You’d never guess that by looking at Portland today. It’s a sea of green, in more ways than one. Almost every yard in the neighborhood where we’re staying is lush with flowering perennials and trees – rhododendrons, magnolia. Where any of them haven’t been tended, they’ve become jungly and overgrown. I took a walk before breakfast yesterday bathed in dozens of aromas, as if I were walking through the cosmetics section of a department store. As I approached a corner obscured by overhanging flowering bushes, a herd of young women and one big guy came thundering around it and squeezed by both sides of me with a few dozen quick good mornings: the early-morning warmup round-the-block run of a nearby fitness club.
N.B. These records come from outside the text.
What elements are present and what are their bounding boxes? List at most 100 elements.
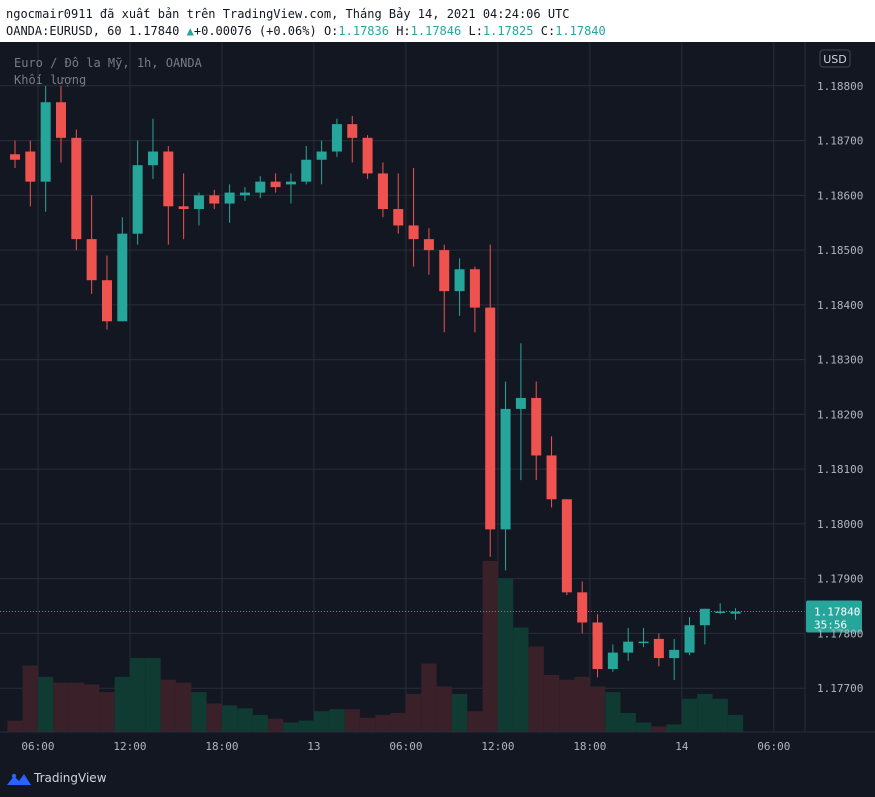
volume-bar [681, 698, 698, 732]
y-tick-label: 1.18700 [817, 135, 863, 148]
candle-body [255, 181, 266, 193]
volume-bar [727, 714, 744, 732]
candle-body [699, 608, 710, 626]
volume-bar [267, 718, 284, 732]
x-tick-label: 06:00 [389, 740, 422, 753]
candle-body [270, 181, 281, 188]
volume-bar [313, 711, 330, 732]
volume-bar [329, 709, 345, 732]
volume-bar [528, 646, 544, 732]
price-tag [806, 600, 862, 633]
y-tick-label: 1.18600 [817, 189, 863, 202]
candle-body [454, 269, 465, 292]
volume-bar [421, 663, 437, 732]
candle-body [423, 239, 434, 251]
volume-bar [451, 694, 468, 732]
candle-body [209, 195, 220, 204]
candle-body [239, 192, 250, 196]
candle-body [117, 233, 128, 322]
candle-body [638, 641, 649, 644]
volume-bar [252, 714, 268, 732]
volume-bar [298, 720, 314, 732]
candle-body [439, 250, 450, 292]
y-tick-label: 1.17700 [817, 682, 863, 695]
candle-body [623, 641, 634, 653]
volume-bar [237, 708, 253, 732]
y-tick-label: 1.18200 [817, 408, 863, 421]
volume-bar [99, 692, 115, 732]
candle-body [163, 151, 174, 207]
last-price: 1.17840 [128, 24, 180, 38]
price-tag-value: 1.17840 [814, 606, 860, 619]
close-value: 1.17840 [555, 24, 606, 38]
open-label: O: [323, 24, 339, 38]
volume-bar [114, 676, 130, 732]
candle-body [193, 195, 204, 210]
volume-legend-label: Khối lượng [14, 73, 86, 87]
high-label: H: [396, 24, 411, 38]
volume-bar [390, 713, 406, 732]
volume-bar [635, 722, 652, 732]
candle-body [362, 137, 373, 174]
volume-bar [436, 686, 452, 732]
volume-bar [53, 682, 69, 732]
candle-body [653, 638, 664, 659]
candle-body [331, 124, 342, 152]
low-label: L: [468, 24, 483, 38]
y-tick-label: 1.18300 [817, 354, 863, 367]
candle-body [178, 206, 189, 210]
y-tick-label: 1.18000 [817, 518, 863, 531]
volume-bar [22, 665, 38, 732]
candle-body [147, 151, 158, 166]
volume-bar [574, 676, 590, 732]
symbol-name: OANDA:EURUSD, 60 [6, 24, 122, 38]
low-value: 1.17825 [482, 24, 534, 38]
volume-bar [68, 682, 84, 732]
symbol-info-line: OANDA:EURUSD, 60 1.17840 ▲+0.00076 (+0.0… [6, 24, 606, 38]
candle-body [561, 499, 572, 593]
candle-body [86, 239, 97, 281]
candle-body [25, 151, 36, 182]
candle-body [377, 173, 388, 210]
volume-bar [697, 694, 713, 732]
candle-body [485, 307, 496, 530]
price-tag-countdown: 35:56 [814, 619, 847, 632]
volume-bar [467, 711, 483, 732]
candle-body [500, 408, 511, 530]
volume-bar [283, 722, 299, 732]
candle-body [40, 102, 51, 182]
tradingview-brand[interactable]: TradingView [34, 771, 107, 785]
volume-bar [7, 720, 23, 732]
x-tick-label: 06:00 [21, 740, 54, 753]
y-tick-label: 1.18500 [817, 244, 863, 257]
volume-bar [513, 627, 529, 732]
volume-bar [221, 705, 238, 732]
candle-body [577, 592, 588, 623]
candle-body [55, 102, 66, 138]
high-value: 1.17846 [410, 24, 462, 38]
candle-body [684, 625, 695, 653]
candle-body [316, 151, 327, 160]
volume-bar [620, 713, 636, 732]
volume-bar [559, 679, 575, 732]
candle-body [393, 209, 404, 226]
volume-bar [605, 692, 621, 732]
chart-header: ngocmair0911 đã xuất bản trên TradingVie… [0, 0, 875, 42]
x-tick-label: 14 [675, 740, 689, 753]
open-value: 1.17836 [338, 24, 389, 38]
y-tick-label: 1.18400 [817, 299, 863, 312]
candle-body [515, 397, 526, 409]
volume-bar [543, 675, 560, 732]
candle-body [607, 652, 618, 670]
tradingview-logo-icon[interactable] [6, 772, 32, 786]
close-label: C: [540, 24, 556, 38]
y-tick-label: 1.17800 [817, 627, 863, 640]
y-tick-label: 1.18100 [817, 463, 863, 476]
volume-bar [651, 726, 667, 732]
volume-bar [175, 682, 192, 732]
currency-badge[interactable]: USD [819, 49, 851, 68]
x-tick-label: 12:00 [481, 740, 514, 753]
volume-bar [712, 698, 728, 732]
y-tick-label: 1.18800 [817, 80, 863, 93]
The main problem with trying to describe a visit to an unfamiliar place (I’ve been here only once before, decades ago, for a meeting, and remember only sailing very slowly on a ponderous old wooden yacht on the Columbia.) – the trouble with describing it is that the writer is like one of the proverbial blind men trying to describe the elephant. Is it a like a tree, a rope, a snake, a fan, or a wall? All I can do is keep an eye on the weather (pouring in intermittent buckets the first day, and maybe – or maybe not – the second.) I talk to as many people as I can engage, listening for accents, attitudes, details, and complaints. I read everything I can get my hands on. I check out the streets for trash and the corners for waste or recycling bins. I read bumper stickers to gauge the body politic and calculate the percentage of Priuses in the body automotive. My observations: The place is clean, green, liberal, and loaded with more hybrids than I’ve ever seen anywhere else.

Mother and I are here to witness and celebrate the graduation from Reed College of our older grandson, Mack. He started out five years ago at American University in Washington, D.C.. During his second year found the ambiance unsimpatico, and transferred to “a nerdier school.” This is it, all right. Self-described by its students – Reedies, they’re called – as geeky, it has no intercollegiate athletics besides Ultimate Frisbee and a short-season basketball team. Its distance from downtown Portland and the obvious demands of the academic program seem to make it difficult for students to party much; and the senior thesis has got to be a major time-consumer.

The title of each graduating senior’s thesis is printed beneath his or her name. I flatter myself that I read English fairly well (except for legal briefs, medical research, and geological monographs). But I can understand only about half the titles listed in the program. Like this one, by Celina Hinojosa, a psychology major: The anxiogenic and orexigenic effect of ghrelin microinjected into the Edinger-Westphal nucleus: A repeated measures design using the elevated plus maze and open field test. They get even more obscure – to me, at least – in physics and mathematics. Mack did well: Phi Bete and winner of the essay prize in his major, philosophy. Is there any money coming with the prize? I asked him. Oh, yes, he brightened; several hundred dollars (I brightened) in credit toward the purchase of more books of philosophy. Oh...

The commencement speaker, from the class of 1990, recalled fondly that one of his classmates received his diploma naked. It was guerrilla art, encouraging the college trustees to divest of their shares in fossil-fuel corporations. He himself had formed the Barbie Liberation Organization, which pinched Barbies and Kens from stores, exchanged their voice boxes, and put them back, so the Barbies all said, “Vengeance is mine!” and the Kens, in falsetto, “Let’s party!”

It was a lovely day, with atypical Portland sunshine, a happy crowd, and a great champagne buffet afterward. I kept my copy of the program as a guide to further independent studies, should I choose to pursue them. I may start with A biochemical characterization of BosR, the Borrellia burgdorferi oxidative stress sensor. I suspect I’ll need a stress sensor after that one.